Embedding models by deployment:

DeploymentModelDimensions
SaaSVoyage AI (voyage-3)1024
AWS MarketplaceAmazon Titan V2 (default)1024

The embedding model is locked per-organization after the first embedding is created. Both models use 1024 dimensions for schema compatibility. Titan embeddings are generated with bounded parallelism (up to 5 concurrent requests per batch) for high throughput.

Full-text search uses PostgreSQL’s built-in tsvector indexing with ts_rank_cd scoring. It tokenizes your query and matches against pre-indexed entity text, ranking results by term frequency and document coverage.

This catches cases where exact terms matter — searching for “PROJ-1234” or “CockroachDB” will surface entities containing those literal strings, even if the embedding model doesn’t place them close in vector space.

Full-text search retrieves up to 50 candidates, ranked by BM25 relevance.

After both pipelines return their candidates, TeamLoop merges them using Reciprocal Rank Fusion with k=60. For each entity, the RRF score is:

score = sum(1 / (k + rank)) across all lists where the entity appears

An entity that appears in both vector and text results receives contributions from both, boosting it above entities that only appear in one.

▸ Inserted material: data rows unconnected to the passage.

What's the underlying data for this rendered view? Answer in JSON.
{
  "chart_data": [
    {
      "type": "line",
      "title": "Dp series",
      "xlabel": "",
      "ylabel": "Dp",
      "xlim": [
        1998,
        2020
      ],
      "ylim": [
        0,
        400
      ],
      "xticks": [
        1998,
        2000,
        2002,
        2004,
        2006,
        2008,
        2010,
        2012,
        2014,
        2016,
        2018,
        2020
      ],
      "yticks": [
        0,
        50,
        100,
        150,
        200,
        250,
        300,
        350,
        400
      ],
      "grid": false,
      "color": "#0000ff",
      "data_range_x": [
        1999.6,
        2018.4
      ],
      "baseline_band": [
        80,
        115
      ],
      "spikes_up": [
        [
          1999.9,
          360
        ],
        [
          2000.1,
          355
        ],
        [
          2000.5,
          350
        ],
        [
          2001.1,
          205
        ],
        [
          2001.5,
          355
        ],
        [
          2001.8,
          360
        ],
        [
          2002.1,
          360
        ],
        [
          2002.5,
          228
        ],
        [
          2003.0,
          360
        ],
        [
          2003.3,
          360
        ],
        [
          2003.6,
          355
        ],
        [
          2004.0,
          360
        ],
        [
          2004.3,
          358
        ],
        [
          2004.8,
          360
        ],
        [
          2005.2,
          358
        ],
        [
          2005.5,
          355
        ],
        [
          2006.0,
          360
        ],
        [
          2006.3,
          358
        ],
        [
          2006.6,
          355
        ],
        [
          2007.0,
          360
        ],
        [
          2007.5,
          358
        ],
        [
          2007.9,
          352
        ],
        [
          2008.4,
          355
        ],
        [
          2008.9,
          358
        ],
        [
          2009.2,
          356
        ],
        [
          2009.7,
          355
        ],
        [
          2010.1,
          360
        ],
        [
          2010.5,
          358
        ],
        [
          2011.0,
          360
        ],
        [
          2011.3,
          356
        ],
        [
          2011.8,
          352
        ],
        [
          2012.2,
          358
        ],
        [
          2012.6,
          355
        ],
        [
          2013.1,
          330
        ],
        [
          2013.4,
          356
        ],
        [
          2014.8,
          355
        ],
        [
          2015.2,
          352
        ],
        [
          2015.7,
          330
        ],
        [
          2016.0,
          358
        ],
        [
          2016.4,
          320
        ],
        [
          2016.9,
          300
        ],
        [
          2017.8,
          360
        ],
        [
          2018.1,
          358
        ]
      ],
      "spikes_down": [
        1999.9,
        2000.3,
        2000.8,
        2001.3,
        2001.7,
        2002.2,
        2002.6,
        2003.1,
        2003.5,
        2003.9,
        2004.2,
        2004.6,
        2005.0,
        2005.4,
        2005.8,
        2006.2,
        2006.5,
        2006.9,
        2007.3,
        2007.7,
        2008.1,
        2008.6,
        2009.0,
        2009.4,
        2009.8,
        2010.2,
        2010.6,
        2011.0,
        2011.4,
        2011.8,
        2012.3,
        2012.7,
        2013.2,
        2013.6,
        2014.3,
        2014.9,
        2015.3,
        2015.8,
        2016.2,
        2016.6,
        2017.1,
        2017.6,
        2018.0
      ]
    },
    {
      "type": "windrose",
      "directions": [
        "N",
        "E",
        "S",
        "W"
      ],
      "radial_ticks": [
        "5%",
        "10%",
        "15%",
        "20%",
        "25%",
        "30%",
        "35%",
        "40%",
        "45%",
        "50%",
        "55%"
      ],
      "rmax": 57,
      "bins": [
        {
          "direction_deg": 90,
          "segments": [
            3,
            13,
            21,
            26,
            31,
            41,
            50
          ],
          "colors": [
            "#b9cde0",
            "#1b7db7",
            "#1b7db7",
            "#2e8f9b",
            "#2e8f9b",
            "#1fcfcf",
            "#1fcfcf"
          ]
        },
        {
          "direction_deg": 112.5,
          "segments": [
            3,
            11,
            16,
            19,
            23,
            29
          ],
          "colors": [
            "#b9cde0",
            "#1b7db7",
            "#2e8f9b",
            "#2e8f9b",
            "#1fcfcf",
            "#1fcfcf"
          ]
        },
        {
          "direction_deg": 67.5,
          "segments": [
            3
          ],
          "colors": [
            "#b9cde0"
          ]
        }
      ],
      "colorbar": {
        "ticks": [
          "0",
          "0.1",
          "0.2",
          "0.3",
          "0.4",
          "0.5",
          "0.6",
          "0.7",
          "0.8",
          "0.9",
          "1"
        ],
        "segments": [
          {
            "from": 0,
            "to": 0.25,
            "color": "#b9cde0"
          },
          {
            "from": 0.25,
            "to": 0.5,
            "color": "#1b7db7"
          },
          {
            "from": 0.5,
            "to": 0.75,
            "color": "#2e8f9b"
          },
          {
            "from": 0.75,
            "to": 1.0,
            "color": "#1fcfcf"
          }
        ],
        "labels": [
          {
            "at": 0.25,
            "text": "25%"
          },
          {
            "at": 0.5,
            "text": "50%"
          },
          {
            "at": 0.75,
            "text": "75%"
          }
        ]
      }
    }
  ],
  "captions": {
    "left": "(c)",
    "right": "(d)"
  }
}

The constant k=60 prevents top-ranked results from dominating — a well-established default from information retrieval research.

After fusion, results are sorted by descending RRF score. The top 20 candidates are forwarded to the reranking stage.

The reranker is a cross-encoder model that scores each (query, document) pair independently. Unlike the embedding model (which encodes query and document separately), the cross-encoder sees both together and can make fine-grained relevance judgments.

TeamLoop sends the top 20 RRF candidates to the reranker and keeps the top 5 results.

Reranking models by deployment:

DeploymentProviderModel
SaaSVoyage AIrerank-2
AWS MarketplaceCohere via Bedrockrerank-v3.5

Reranking runs with a 300ms timeout. If the reranker is unavailable, returns an error, or exceeds the timeout, TeamLoop logs a warning and returns results in their original RRF-fused order. This means reranking improves precision when available but never blocks a query from returning results.

When entities have been decomposed into atomic facts (via teamloop_save_facts), those facts participate in search alongside regular entities. Both vector and text search index facts as first-class entities.

This means a query for “who approved the database migration?” may surface a specific fact like “Sarah approved the PostgreSQL migration on January 15” rather than the entire parent document. Fact results link back to their parent entity via PART_OF relationships, so you can always navigate to the full context.

See Fact Extraction for details on how facts are created.

The pipeline is designed to return useful results even when components fail:

ScenarioBehaviorMethod
Both pipelines succeedFull hybrid fusion + rerankinghybrid
Embeddings unavailableText search only (BM25 ranking)text_only
Text search failsVector search only (cosine similarity)vector_only
Reranker fails or times outResults returned in RRF orderhybrid (reranked: false)
Both pipelines failError returned to caller

The method field in search metadata tells you which path was taken, so you can understand the quality of your results.

ParameterDefaultDescription
Vector candidates50Max results from vector search
Text candidates50Max results from full-text search
RRF k60Fusion constant (higher = more equal weighting)
Rerank candidates20How many RRF results go to the reranker
Rerank top-k5How many results survive reranking
Rerank enabledtrueWhether reranking runs at all
Rerank timeout300msMax time to wait for the reranker

These defaults work well for most workloads. Per-query overrides are available through the search API for advanced use cases.

Final scores are normalized to a 0-1 range by dividing all scores by the maximum score in the result set. The top result always has a score of 1.0, and subsequent results express their relevance relative to it.

This makes scores comparable across different queries and result set sizes, regardless of whether the results were reranked or returned in RRF order.